Study: New Mexico Housing Increasingly Unaffordable
New Mexico’s state logo is “The Land of Enchantment,” but new information would suggest “The Land of Unaffordable Housing” would also be appropriate.
According to an Albuquerque Journal report, an analysis of recent National Low Income Housing Coalition by the New Mexico Coalition to End Homelessness has concluded that New Mexico residents only earning the state’s $7.50 per hour minimum wage are unable to secure affordable rental units in the local housing markets. Fair market rent for a two-bedroom apartment that meets U.S. Department of Housing & Urban Development (HUD) quality standards for affordable housing averages at $835 per month; in Bernalillo County, which is home to Albuquerque, the average is $941 per month.
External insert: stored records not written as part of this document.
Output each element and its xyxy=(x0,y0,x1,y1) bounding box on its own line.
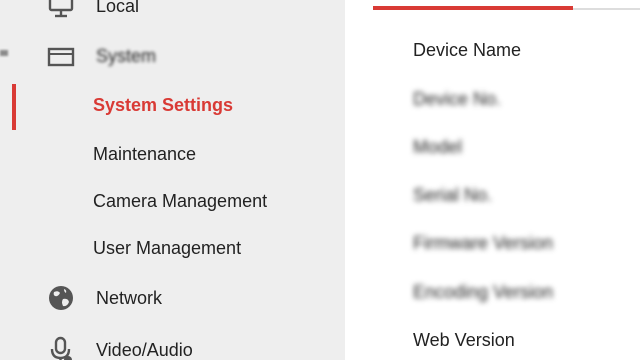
field-label-device-no: Device No. xyxy=(413,89,502,109)
device-info-panel: Device Name Device No. Model Serial No. … xyxy=(345,0,640,360)
sidebar-subitem-label: Maintenance xyxy=(93,143,197,164)
active-tab-underline xyxy=(373,6,573,10)
field-label-model: Model xyxy=(413,137,463,157)
sidebar-item-local[interactable]: Local xyxy=(0,0,345,26)
app-root: Local System System Settings Maintenance… xyxy=(0,0,640,360)
sidebar-subitem-label: User Management xyxy=(93,237,242,258)
monitor-icon xyxy=(44,0,78,23)
field-label-firmware-version: Firmware Version xyxy=(413,233,554,253)
sidebar-item-video-audio[interactable]: Video/Audio xyxy=(0,330,345,360)
sidebar-subitem-user-management[interactable]: User Management xyxy=(0,228,345,268)
field-label-web-version: Web Version xyxy=(413,330,515,350)
sidebar-item-label: Video/Audio xyxy=(96,339,193,360)
sidebar-subitem-system-settings[interactable]: System Settings xyxy=(0,85,345,125)
sidebar-nav: Local System System Settings Maintenance… xyxy=(0,0,345,360)
sidebar-subitem-camera-management[interactable]: Camera Management xyxy=(0,181,345,221)
globe-icon xyxy=(44,281,78,315)
sidebar-subitem-maintenance[interactable]: Maintenance xyxy=(0,134,345,174)
system-icon xyxy=(44,39,78,73)
sidebar-subitem-label: Camera Management xyxy=(93,190,268,211)
field-label-encoding-version: Encoding Version xyxy=(413,282,554,302)
sidebar-subitem-label: System Settings xyxy=(93,94,234,115)
sidebar-item-label: Network xyxy=(96,287,163,308)
sidebar-item-system[interactable]: System xyxy=(0,36,345,76)
field-label-serial-no: Serial No. xyxy=(413,185,493,205)
sidebar-item-label: Local xyxy=(96,0,140,16)
microphone-icon xyxy=(44,333,78,360)
sidebar-item-network[interactable]: Network xyxy=(0,278,345,318)
field-label-device-name: Device Name xyxy=(413,40,522,60)
sidebar-item-label: System xyxy=(96,45,157,66)
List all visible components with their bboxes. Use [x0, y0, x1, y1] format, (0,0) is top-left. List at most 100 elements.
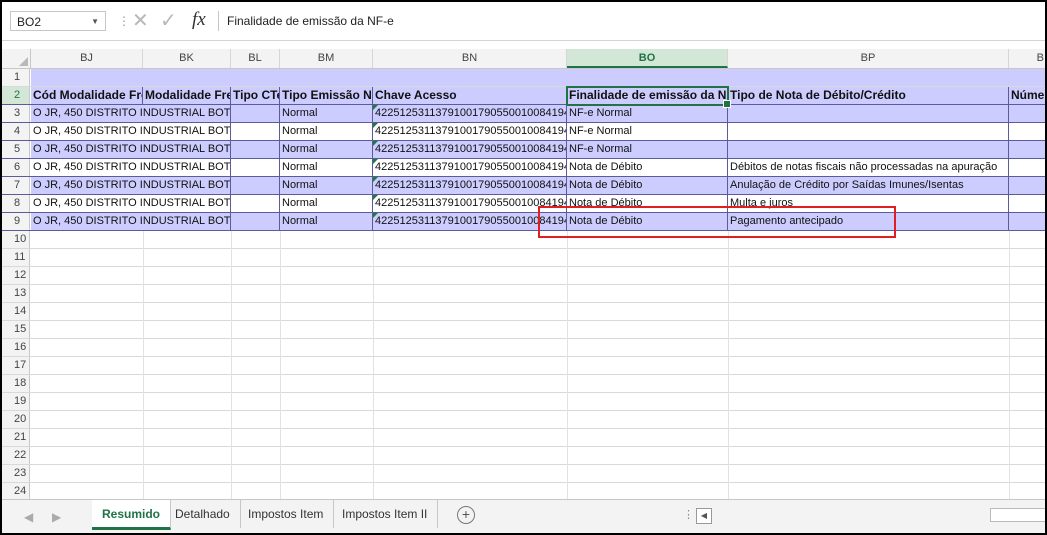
row-number[interactable]: 21 [2, 429, 30, 446]
tab-resumido[interactable]: Resumido [92, 500, 172, 530]
column-header-bo[interactable]: BO [567, 49, 728, 68]
row-number[interactable]: 24 [2, 483, 30, 499]
header-cell-bl[interactable]: Tipo CTe [231, 87, 280, 104]
cell-bn[interactable]: 42251253113791001790550010084194 [373, 159, 567, 176]
cell-bn[interactable]: 42251253113791001790550010084194 [373, 123, 567, 140]
column-header-bk[interactable]: BK [143, 49, 231, 68]
header-cell-bk[interactable]: Modalidade Frete [143, 87, 231, 104]
cell-bp[interactable]: Multa e juros [728, 195, 1009, 212]
cell-bl[interactable] [231, 177, 280, 194]
row-number[interactable]: 9 [2, 213, 30, 230]
cell-bl[interactable] [231, 141, 280, 158]
formula-input[interactable]: Finalidade de emissão da NF-e [218, 11, 1045, 31]
cell-bo[interactable]: Nota de Débito [567, 195, 728, 212]
cell-bj[interactable]: O JR, 450 DISTRITO INDUSTRIAL BOTUCATU [31, 105, 231, 122]
cell-bo[interactable]: NF-e Normal [567, 105, 728, 122]
tab-impostos-item[interactable]: Impostos Item [238, 500, 335, 528]
cell-next[interactable] [1009, 141, 1045, 158]
row-number[interactable]: 2 [2, 87, 30, 104]
cell-next[interactable] [1009, 213, 1045, 230]
row-number[interactable]: 6 [2, 159, 30, 176]
row-number[interactable]: 7 [2, 177, 30, 194]
cell-bp[interactable] [728, 105, 1009, 122]
cell-bn[interactable]: 42251253113791001790550010084194 [373, 105, 567, 122]
cell-next[interactable] [1009, 159, 1045, 176]
header-cell-bj[interactable]: Cód Modalidade Fre [31, 87, 143, 104]
row-number[interactable]: 19 [2, 393, 30, 410]
cell-bl[interactable] [231, 105, 280, 122]
cell-bm[interactable]: Normal [280, 123, 373, 140]
header-cell-bo[interactable]: Finalidade de emissão da NF-e [567, 87, 728, 104]
cell-bo[interactable]: Nota de Débito [567, 159, 728, 176]
cell-bl[interactable] [231, 123, 280, 140]
header-cell-bm[interactable]: Tipo Emissão NF-e [280, 87, 373, 104]
cell-bm[interactable]: Normal [280, 177, 373, 194]
header-cell-bp[interactable]: Tipo de Nota de Débito/Crédito [728, 87, 1009, 104]
cell-bj[interactable]: O JR, 450 DISTRITO INDUSTRIAL BOTUCATU [31, 195, 231, 212]
cell-bo[interactable]: NF-e Normal [567, 141, 728, 158]
row-number[interactable]: 16 [2, 339, 30, 356]
row-number[interactable]: 20 [2, 411, 30, 428]
cell-bp[interactable]: Pagamento antecipado [728, 213, 1009, 230]
row-number[interactable]: 8 [2, 195, 30, 212]
splitter-grip-icon[interactable]: ⋮ [683, 508, 694, 521]
row-number[interactable]: 15 [2, 321, 30, 338]
cell-bp[interactable]: Anulação de Crédito por Saídas Imunes/Is… [728, 177, 1009, 194]
fx-insert-function-icon[interactable]: fx [192, 9, 206, 31]
chevron-down-icon[interactable]: ▼ [91, 12, 99, 32]
cell-bj[interactable]: O JR, 450 DISTRITO INDUSTRIAL BOTUCATU [31, 177, 231, 194]
cell[interactable] [31, 69, 1045, 86]
cell-bj[interactable]: O JR, 450 DISTRITO INDUSTRIAL BOTUCATU [31, 213, 231, 230]
cell-bp[interactable] [728, 123, 1009, 140]
tab-detalhado[interactable]: Detalhado [165, 500, 241, 528]
cell-next[interactable] [1009, 195, 1045, 212]
cancel-x-icon[interactable]: ✕ [132, 8, 149, 33]
cell-bl[interactable] [231, 213, 280, 230]
column-header-bj[interactable]: BJ [31, 49, 143, 68]
add-sheet-icon[interactable]: + [457, 506, 475, 524]
cell-bm[interactable]: Normal [280, 195, 373, 212]
cell-bl[interactable] [231, 159, 280, 176]
cell-next[interactable] [1009, 105, 1045, 122]
cell-bm[interactable]: Normal [280, 105, 373, 122]
row-number[interactable]: 13 [2, 285, 30, 302]
cell-bl[interactable] [231, 195, 280, 212]
cell-bn[interactable]: 42251253113791001790550010084194 [373, 141, 567, 158]
cell-bm[interactable]: Normal [280, 159, 373, 176]
column-header-bm[interactable]: BM [280, 49, 373, 68]
column-header-bl[interactable]: BL [231, 49, 280, 68]
cell-bp[interactable]: Débitos de notas fiscais não processadas… [728, 159, 1009, 176]
cell-bp[interactable] [728, 141, 1009, 158]
row-number[interactable]: 12 [2, 267, 30, 284]
name-box[interactable]: BO2 ▼ [10, 11, 106, 31]
cell-next[interactable] [1009, 177, 1045, 194]
row-number[interactable]: 5 [2, 141, 30, 158]
cell-bn[interactable]: 42251253113791001790550010084194 [373, 177, 567, 194]
tab-scroll-left-icon[interactable]: ◀ [24, 510, 33, 524]
cell-bm[interactable]: Normal [280, 141, 373, 158]
cell-bj[interactable]: O JR, 450 DISTRITO INDUSTRIAL BOTUCATU [31, 141, 231, 158]
row-number[interactable]: 1 [2, 69, 30, 86]
tab-impostos-item-ii[interactable]: Impostos Item II [332, 500, 439, 528]
scroll-left-icon[interactable]: ◀ [696, 508, 712, 524]
column-header-next[interactable]: B [1009, 49, 1045, 68]
column-header-bn[interactable]: BN [373, 49, 567, 68]
header-cell-bn[interactable]: Chave Acesso [373, 87, 567, 104]
row-number[interactable]: 4 [2, 123, 30, 140]
cell-bm[interactable]: Normal [280, 213, 373, 230]
cell-bn[interactable]: 42251253113791001790550010084194 [373, 195, 567, 212]
row-number[interactable]: 22 [2, 447, 30, 464]
header-cell-next[interactable]: Núme [1009, 87, 1045, 104]
cell-bo[interactable]: Nota de Débito [567, 177, 728, 194]
cell-bo[interactable]: NF-e Normal [567, 123, 728, 140]
checkmark-icon[interactable]: ✓ [160, 8, 177, 33]
row-number[interactable]: 17 [2, 357, 30, 374]
cell-bj[interactable]: O JR, 450 DISTRITO INDUSTRIAL BOTUCATU [31, 123, 231, 140]
tab-scroll-right-icon[interactable]: ▶ [52, 510, 61, 524]
row-number[interactable]: 23 [2, 465, 30, 482]
cell-bn[interactable]: 42251253113791001790550010084194 [373, 213, 567, 230]
column-header-bp[interactable]: BP [728, 49, 1009, 68]
row-number[interactable]: 11 [2, 249, 30, 266]
cell-bj[interactable]: O JR, 450 DISTRITO INDUSTRIAL BOTUCATU [31, 159, 231, 176]
cell-next[interactable] [1009, 123, 1045, 140]
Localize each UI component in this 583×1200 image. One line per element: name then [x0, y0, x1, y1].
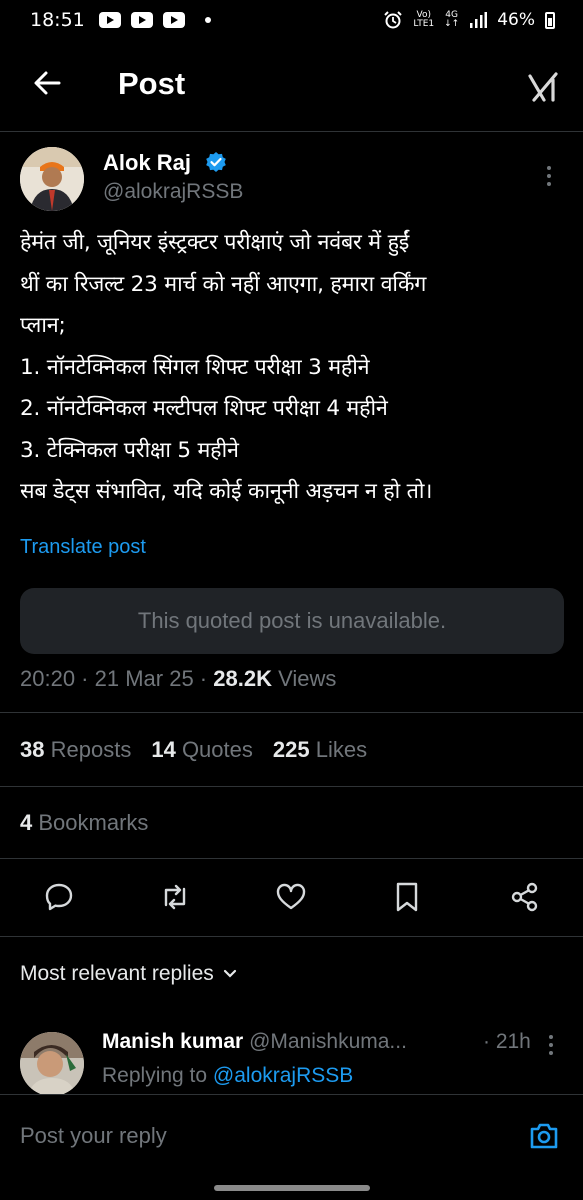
- actions-divider: [0, 936, 583, 937]
- verified-badge-icon: [206, 152, 226, 172]
- likes-label: Likes: [315, 737, 368, 762]
- replying-to-handle[interactable]: @alokrajRSSB: [213, 1064, 353, 1087]
- network-label: 4G: [445, 10, 458, 20]
- post-date: 21 Mar 25: [94, 666, 194, 691]
- more-vertical-icon[interactable]: [546, 1034, 556, 1056]
- author-handle[interactable]: @alokrajRSSB: [103, 180, 243, 204]
- youtube-notification-icon: [98, 12, 121, 28]
- network-type: 4G ↓↑: [444, 10, 460, 29]
- battery-percent: 46%: [497, 10, 535, 30]
- bookmarks-label: Bookmarks: [38, 810, 149, 835]
- signal-icon: [470, 12, 488, 28]
- reposts-label: Reposts: [50, 737, 132, 762]
- quoted-post-unavailable: This quoted post is unavailable.: [20, 588, 564, 654]
- reposts-stat[interactable]: 38 Reposts: [20, 737, 131, 763]
- reply-avatar[interactable]: [20, 1032, 84, 1096]
- likes-stat[interactable]: 225 Likes: [273, 737, 367, 763]
- youtube-notification-icon: [162, 12, 185, 28]
- stats-divider: [0, 786, 583, 787]
- translate-post-link[interactable]: Translate post: [20, 536, 146, 559]
- replying-to: Replying to @alokrajRSSB: [102, 1064, 353, 1088]
- more-notifications-icon: [204, 17, 211, 23]
- chevron-down-icon: [223, 969, 236, 978]
- status-time: 18:51: [30, 9, 85, 31]
- volte-indicator: Vo) LTE1: [413, 11, 434, 29]
- views-label[interactable]: Views: [278, 666, 336, 691]
- alarm-icon: [384, 11, 403, 29]
- replies-sort-dropdown[interactable]: Most relevant replies: [20, 962, 238, 986]
- reply-input[interactable]: Post your reply: [20, 1123, 167, 1149]
- action-bar: [0, 880, 583, 920]
- reply-author-name[interactable]: Manish kumar: [102, 1030, 243, 1053]
- header-divider: [0, 131, 583, 132]
- author-name[interactable]: Alok Raj: [103, 150, 191, 176]
- grok-icon[interactable]: [526, 70, 560, 104]
- reply-icon[interactable]: [42, 880, 76, 914]
- arrow-left-icon[interactable]: [32, 68, 62, 98]
- header: Post: [0, 40, 583, 132]
- bookmarks-count: 4: [20, 810, 33, 835]
- status-right: Vo) LTE1 4G ↓↑ 46%: [383, 10, 555, 30]
- reposts-count: 38: [20, 737, 45, 762]
- reply-author-handle[interactable]: @Manishkuma...: [249, 1030, 407, 1053]
- camera-icon[interactable]: [528, 1121, 560, 1151]
- share-icon[interactable]: [508, 880, 542, 914]
- post-time: 20:20: [20, 666, 76, 691]
- bookmarks-divider: [0, 858, 583, 859]
- reply-header: Manish kumar @Manishkuma...: [102, 1030, 532, 1054]
- repost-icon[interactable]: [158, 880, 192, 914]
- battery-icon: [545, 11, 555, 29]
- replying-prefix: Replying to: [102, 1064, 208, 1087]
- engagement-stats: 38 Reposts 14 Quotes 225 Likes: [20, 737, 367, 763]
- likes-count: 225: [272, 737, 310, 762]
- post-text: हेमंत जी, जूनियर इंस्ट्रक्टर परीक्षाएं ज…: [20, 230, 433, 504]
- like-icon[interactable]: [274, 880, 308, 914]
- lte-label: LTE1: [413, 19, 435, 29]
- home-indicator[interactable]: [214, 1185, 370, 1191]
- bookmarks-stat[interactable]: 4 Bookmarks: [20, 810, 148, 836]
- quotes-count: 14: [151, 737, 176, 762]
- status-left: 18:51: [30, 9, 211, 31]
- quotes-stat[interactable]: 14 Quotes: [151, 737, 253, 763]
- post-meta: 20:20 · 21 Mar 25 · 28.2K Views: [20, 666, 337, 691]
- replies-sort-label: Most relevant replies: [20, 962, 214, 985]
- reply-avatar-image: [20, 1032, 84, 1096]
- bookmark-icon[interactable]: [390, 880, 424, 914]
- status-bar: 18:51 Vo) LTE1 4G ↓↑ 46%: [0, 0, 583, 40]
- views-count: 28.2K: [213, 666, 272, 691]
- meta-divider: [0, 712, 583, 713]
- reply-timestamp: · 21h: [483, 1030, 531, 1053]
- youtube-notification-icon: [130, 12, 153, 28]
- page-title: Post: [118, 66, 186, 101]
- author-avatar[interactable]: [20, 147, 84, 211]
- avatar-image: [20, 147, 84, 211]
- quotes-label: Quotes: [181, 737, 253, 762]
- quoted-post-message: This quoted post is unavailable.: [137, 608, 447, 633]
- more-vertical-icon[interactable]: [544, 164, 554, 188]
A 2015 report from New Mexico Voices for Children determined there were more than 95,000 people in New Mexico who were over the age of 20 and in the minimum wage workforce, with most being heads of households and more than one-third having one or more children.
“What the study tells us is that there is no county anywhere in New Mexico where a 40-hour-a-week minimum wage job gets you any kind of decent housing,” said Hank Hughes, executive director of the New Mexico Coalition to End Homelessness. “Obviously the minimum wage needs to be higher, probably at least $15 an hour, which gets us close, but we also need more subsidized housing for people who live on fixed incomes and people with disabilities, because a raise in the minimum wage doesn’t really help them [because they are usually not working].”